Your questions
1. I had that feeling when I was at school time ago, mnyah mnyah, it seemed to me that the important thing was to find the numbers x for which e.g. x^2 - 4x would add up to -3, there seemed to be this mania for expressing it as finding the x for which (x^2 - 3x + 3) amounted to 0. I avoided expressing it that way whenever possible, I tolerated the other way since it was obviously equivalent so it didn't seem all that important and I never asked about this habit; and there weren't the places with nice people like here

in those days either mnyah mnyah.
Now I realize that it was because it points you in the direction of a solution, and that this and maybe at least half the
useful things in maths depend on the exceptional properties of the number 0! The key property that 0 X anything = 0. It is the only number with the property n X anything = n. So then all algebraic equation solving is about
factorising expressions like (x^2 - 3x + 3), to (x – 1)(x – 3) because if any of the separate factors is 0 so is the whole expression by the above property.
Even if we can find solutions by other methods like guessing, trial and error or numerical approximation we would miss things. E.g. we would not have the simple theorem that the number of roots equals the highest degree in x. We would find instead only two solutions to x^3 -5x^2 + 7x = -3, (i). Then you would have a complicated discourse about exceptions I suppose. Instead if you see it as (x – 3)(x – 1)^2 = 0, you see it as three factors always, two of which happen to be the same.
Then e.g. in physics you have conservation laws, which say that despite this and that feature of the situation changing there are some things like total mass, or energy etc. which don’t, their changes add up to nothing. So it gives a feeling of finality somehow to have that nothing on one side of the equation. Then maybe it is used beyond where it needs to be, and not always used, you could say the change in this equals the balancing change in that, but it is not a bad habit.
2 You have the same sort of exceptions if you do not allow complex numbers and the same resolution maintaining the theorem if you do. When you first meet complex numbers when solving quadratic equations, they may seem an irrelevant nuisance and you wave them away; I think the ancient Islamic mathematicians did that while recognising their existence. But then in the fifteenth century Italian mathematicians found that if they had the crazy idea of believing this complex roots meant something and you could work with them like the familiar numbers, then that enabled them to solve
any cubic equation like (i). Moreover you
cannot do it algebraically
without complex numbers even when the solutions are all ornery real numbers.

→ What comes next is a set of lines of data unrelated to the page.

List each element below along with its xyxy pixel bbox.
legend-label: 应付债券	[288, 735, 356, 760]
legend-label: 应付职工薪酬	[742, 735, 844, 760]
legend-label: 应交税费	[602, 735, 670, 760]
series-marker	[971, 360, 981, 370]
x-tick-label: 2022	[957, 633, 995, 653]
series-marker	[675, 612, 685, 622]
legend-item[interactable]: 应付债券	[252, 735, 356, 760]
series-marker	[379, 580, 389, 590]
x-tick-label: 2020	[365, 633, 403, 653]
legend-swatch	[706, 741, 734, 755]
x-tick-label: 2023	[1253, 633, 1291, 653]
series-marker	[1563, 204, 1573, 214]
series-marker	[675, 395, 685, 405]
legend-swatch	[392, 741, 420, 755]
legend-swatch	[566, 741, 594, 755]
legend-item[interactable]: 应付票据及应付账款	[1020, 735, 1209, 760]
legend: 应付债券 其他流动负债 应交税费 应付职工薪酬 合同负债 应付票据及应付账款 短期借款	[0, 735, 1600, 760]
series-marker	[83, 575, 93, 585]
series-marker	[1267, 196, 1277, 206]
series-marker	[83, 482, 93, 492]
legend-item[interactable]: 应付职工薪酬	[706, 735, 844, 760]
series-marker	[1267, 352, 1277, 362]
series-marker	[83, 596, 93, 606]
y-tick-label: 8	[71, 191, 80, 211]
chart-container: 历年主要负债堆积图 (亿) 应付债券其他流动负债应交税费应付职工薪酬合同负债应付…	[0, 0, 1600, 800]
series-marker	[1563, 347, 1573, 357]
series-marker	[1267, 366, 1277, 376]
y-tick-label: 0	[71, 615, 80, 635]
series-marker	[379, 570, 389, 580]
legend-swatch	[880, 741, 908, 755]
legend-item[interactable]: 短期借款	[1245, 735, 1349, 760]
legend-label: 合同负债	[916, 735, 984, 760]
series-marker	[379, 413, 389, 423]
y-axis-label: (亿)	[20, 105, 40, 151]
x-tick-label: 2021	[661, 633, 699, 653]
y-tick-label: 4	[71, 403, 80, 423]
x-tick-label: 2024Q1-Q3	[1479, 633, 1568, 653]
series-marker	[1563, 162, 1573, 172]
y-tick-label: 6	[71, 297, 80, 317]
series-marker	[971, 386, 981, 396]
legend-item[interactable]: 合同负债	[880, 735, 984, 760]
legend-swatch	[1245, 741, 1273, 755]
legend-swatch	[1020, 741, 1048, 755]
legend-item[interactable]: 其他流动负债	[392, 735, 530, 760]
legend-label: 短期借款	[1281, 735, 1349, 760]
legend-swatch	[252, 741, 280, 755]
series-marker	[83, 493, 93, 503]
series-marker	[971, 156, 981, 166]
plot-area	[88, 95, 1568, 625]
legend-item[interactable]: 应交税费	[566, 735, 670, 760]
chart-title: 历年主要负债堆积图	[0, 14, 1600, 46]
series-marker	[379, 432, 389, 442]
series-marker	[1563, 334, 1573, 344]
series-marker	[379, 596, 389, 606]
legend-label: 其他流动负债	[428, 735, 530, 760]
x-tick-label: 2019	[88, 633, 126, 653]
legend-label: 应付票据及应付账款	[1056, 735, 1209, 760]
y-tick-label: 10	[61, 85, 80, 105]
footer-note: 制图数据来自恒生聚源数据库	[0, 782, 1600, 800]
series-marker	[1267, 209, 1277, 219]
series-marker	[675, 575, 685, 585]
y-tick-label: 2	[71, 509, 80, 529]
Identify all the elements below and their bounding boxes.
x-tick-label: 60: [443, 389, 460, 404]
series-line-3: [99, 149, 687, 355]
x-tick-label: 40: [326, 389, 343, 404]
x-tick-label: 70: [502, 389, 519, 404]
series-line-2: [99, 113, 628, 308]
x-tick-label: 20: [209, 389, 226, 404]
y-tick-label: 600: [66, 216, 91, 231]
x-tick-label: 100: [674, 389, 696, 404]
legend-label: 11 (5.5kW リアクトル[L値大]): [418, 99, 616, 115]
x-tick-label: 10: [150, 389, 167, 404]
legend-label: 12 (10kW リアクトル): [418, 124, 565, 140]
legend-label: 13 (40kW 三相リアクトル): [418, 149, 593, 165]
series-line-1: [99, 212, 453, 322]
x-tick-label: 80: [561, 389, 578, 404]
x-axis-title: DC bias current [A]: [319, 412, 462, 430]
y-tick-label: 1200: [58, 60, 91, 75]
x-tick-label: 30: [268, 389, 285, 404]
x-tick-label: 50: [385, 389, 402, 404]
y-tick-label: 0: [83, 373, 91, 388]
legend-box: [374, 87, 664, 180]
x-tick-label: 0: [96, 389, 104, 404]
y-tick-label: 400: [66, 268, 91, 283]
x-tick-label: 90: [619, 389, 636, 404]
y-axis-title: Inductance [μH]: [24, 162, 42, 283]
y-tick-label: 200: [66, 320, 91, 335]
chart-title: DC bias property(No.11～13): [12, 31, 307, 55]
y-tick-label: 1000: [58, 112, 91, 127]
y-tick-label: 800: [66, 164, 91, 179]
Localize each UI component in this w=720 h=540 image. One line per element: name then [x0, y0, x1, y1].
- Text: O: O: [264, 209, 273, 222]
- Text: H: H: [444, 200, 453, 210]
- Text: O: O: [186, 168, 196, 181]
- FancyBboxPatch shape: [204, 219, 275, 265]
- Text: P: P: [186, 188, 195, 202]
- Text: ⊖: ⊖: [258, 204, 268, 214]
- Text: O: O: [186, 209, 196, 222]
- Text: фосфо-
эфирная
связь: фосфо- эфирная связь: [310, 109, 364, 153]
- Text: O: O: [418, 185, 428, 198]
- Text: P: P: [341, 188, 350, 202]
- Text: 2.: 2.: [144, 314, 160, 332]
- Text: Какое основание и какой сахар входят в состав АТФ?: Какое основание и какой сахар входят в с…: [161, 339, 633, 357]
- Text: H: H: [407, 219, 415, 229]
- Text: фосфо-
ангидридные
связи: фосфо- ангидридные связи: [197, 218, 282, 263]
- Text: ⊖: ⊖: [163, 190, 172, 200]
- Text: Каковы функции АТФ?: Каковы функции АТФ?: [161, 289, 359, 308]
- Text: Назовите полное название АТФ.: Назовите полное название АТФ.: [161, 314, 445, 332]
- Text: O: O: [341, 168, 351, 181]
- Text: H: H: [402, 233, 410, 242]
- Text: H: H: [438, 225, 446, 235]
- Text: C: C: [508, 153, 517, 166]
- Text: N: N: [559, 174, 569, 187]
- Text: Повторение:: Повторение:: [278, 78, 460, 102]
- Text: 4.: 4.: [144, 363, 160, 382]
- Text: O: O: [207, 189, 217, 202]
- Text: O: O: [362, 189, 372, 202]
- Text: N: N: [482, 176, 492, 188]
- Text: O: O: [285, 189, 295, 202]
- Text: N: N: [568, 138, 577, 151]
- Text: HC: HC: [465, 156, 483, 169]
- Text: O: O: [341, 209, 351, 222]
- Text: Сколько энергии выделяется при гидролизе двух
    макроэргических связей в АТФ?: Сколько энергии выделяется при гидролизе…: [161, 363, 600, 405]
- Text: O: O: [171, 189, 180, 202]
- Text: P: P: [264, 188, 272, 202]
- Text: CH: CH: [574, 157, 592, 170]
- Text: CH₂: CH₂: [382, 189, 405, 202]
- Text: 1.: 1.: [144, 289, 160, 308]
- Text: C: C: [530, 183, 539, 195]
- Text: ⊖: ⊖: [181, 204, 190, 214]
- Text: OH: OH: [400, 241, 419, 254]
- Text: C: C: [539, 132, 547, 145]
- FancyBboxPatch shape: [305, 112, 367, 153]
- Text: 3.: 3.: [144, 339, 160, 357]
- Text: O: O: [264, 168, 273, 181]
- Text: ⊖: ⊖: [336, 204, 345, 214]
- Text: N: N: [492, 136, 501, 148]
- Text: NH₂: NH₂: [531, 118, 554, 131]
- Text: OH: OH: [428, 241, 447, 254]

It was pure formalism without any concrete representation (such as now will be given you) of complex numbers, a leap into abstraction, therefore I think perhaps the most important step in the development of mathematics as we know it. The usefulness and indispensability of complex numbers (e.g. in quantum mechanics) has only ever increased since then.
3 About the Riemann hypothesis there are now popular books like “Dr. Riemann’s zeros” and “Music of the Primes” that ‘explain’ it to laypersons. Well at least they give you an idea of what it is all about and the academic gossip and sociology around those who work on it.
A thing that strikes me though reading these books is what a different thing almost maths of these people is from that of what we’re used to. I mean we are able to go through a chapter or a book and then master some methods with which we can handle a certain area of applications, maybe there are things we wouldn’t have thought of unaided, though some even of these are obvious with hindsight. But what these other guys do seems in a different world, like needing a team that takes a year to check through a proof and you wonder how anyone can possibly see the way to arrive at such a proof in the first place.
I would welcome some comments from professionals on this impression of mine, that maths, at least some of the cutting edge, has become qualitatively a different kind of enterprise from the sort of thing we common users know as maths? Maybe this is not the thread for it.